CA Paris, Pôle 5 ch. 11, 23 juin 2017, n° 15-14400

PARIS

Arrêt

Confirmation

PARTIES

Demandeur :

Budget Telecom (SA)

Défendeur :

Cash Telecom (Sté)

COMPOSITION DE LA JURIDICTION

Président :

M. Birolleau

Conseillers :

Mme Lis Schaal, M. Thomas

Avocats :

Mes Jougla Ygouf, Bertrand, Lallement, Amsellem

T. com.

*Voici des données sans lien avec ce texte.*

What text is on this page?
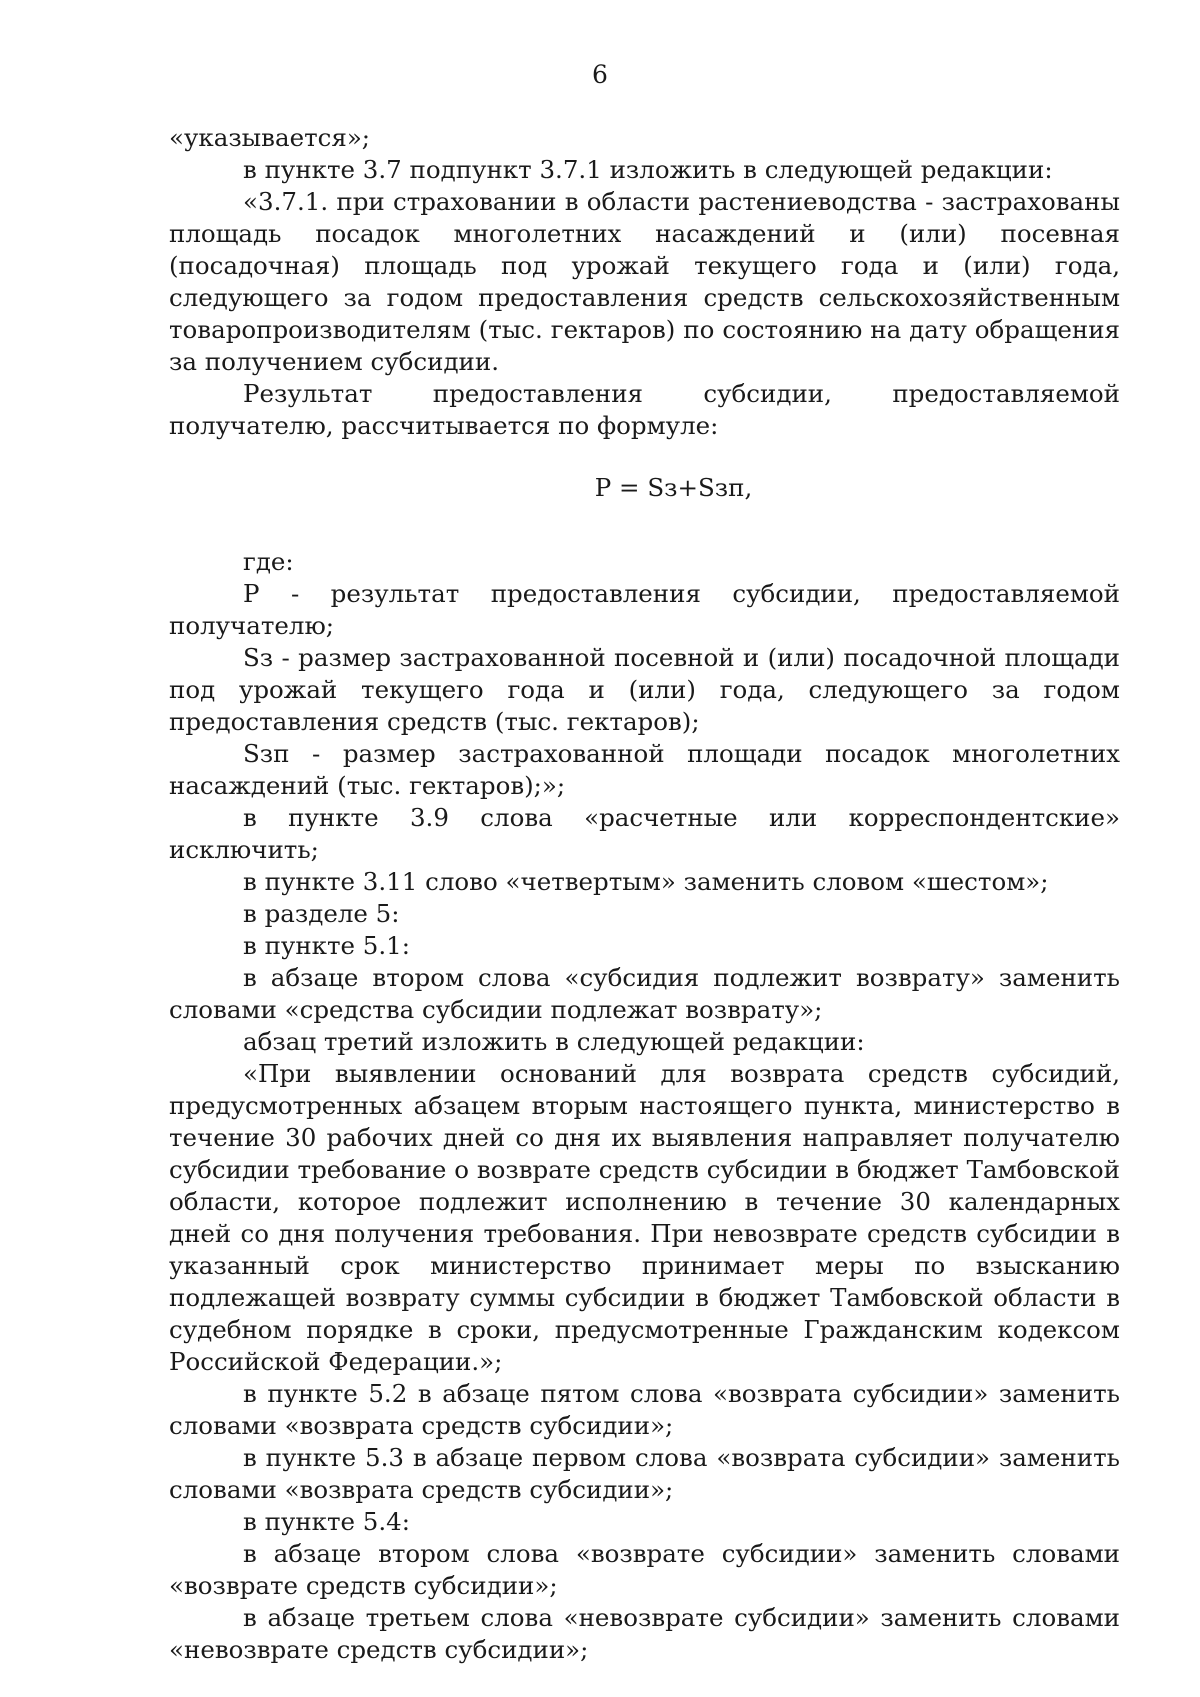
6

«указывается»;

в пункте 3.7 подпункт 3.7.1 изложить в следующей редакции:

«3.7.1. при страховании в области растениеводства - застрахованы площадь посадок многолетних насаждений и (или) посевная (посадочная) площадь под урожай текущего года и (или) года, следующего за годом предоставления средств сельскохозяйственным товаропроизводителям (тыс. гектаров) по состоянию на дату обращения за получением субсидии.

Результат предоставления субсидии, предоставляемой получателю, рассчитывается по формуле:

P = Sз+Sзп,

где:

P - результат предоставления субсидии, предоставляемой получателю;

Sз - размер застрахованной посевной и (или) посадочной площади под урожай текущего года и (или) года, следующего за годом предоставления средств (тыс. гектаров);

Sзп - размер застрахованной площади посадок многолетних насаждений (тыс. гектаров);»;

в пункте 3.9 слова «расчетные или корреспондентские» исключить;

в пункте 3.11 слово «четвертым» заменить словом «шестом»;

в разделе 5:

в пункте 5.1:

в абзаце втором слова «субсидия подлежит возврату» заменить словами «средства субсидии подлежат возврату»;

абзац третий изложить в следующей редакции:

«При выявлении оснований для возврата средств субсидий, предусмотренных абзацем вторым настоящего пункта, министерство в течение 30 рабочих дней со дня их выявления направляет получателю субсидии требование о возврате средств субсидии в бюджет Тамбовской области, которое подлежит исполнению в течение 30 календарных дней со дня получения требования. При невозврате средств субсидии в указанный срок министерство принимает меры по взысканию подлежащей возврату суммы субсидии в бюджет Тамбовской области в судебном порядке в сроки, предусмотренные Гражданским кодексом Российской Федерации.»;

в пункте 5.2 в абзаце пятом слова «возврата субсидии» заменить словами «возврата средств субсидии»;

в пункте 5.3 в абзаце первом слова «возврата субсидии» заменить словами «возврата средств субсидии»;

в пункте 5.4:

в абзаце втором слова «возврате субсидии» заменить словами «возврате средств субсидии»;

в абзаце третьем слова «невозврате субсидии» заменить словами «невозврате средств субсидии»;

Marseille, du 25 juin 2015

25 juin 2015

Faits et procédure

La société Cash Télécom a pour activité la fourniture des services de télécommunication surtaxés (numéros en 08).

La société Kast Télécom est un opérateur de télécommunication attributaire de numéros de téléphone surtaxés (08).

Cash Télécom a commandé le 23 septembre 2008 à la société Kast Télécom un certain nombre de numéros surtaxés.

Le 12 novembre 2008 Kast Télécom a suspendu sans préavis la totalité des numéros alloués alléguant que Cash Télécom en effectuait une utilisation frauduleuse.

Budget Télécom a repris Kast Télécom, aux droits de laquelle elle vient.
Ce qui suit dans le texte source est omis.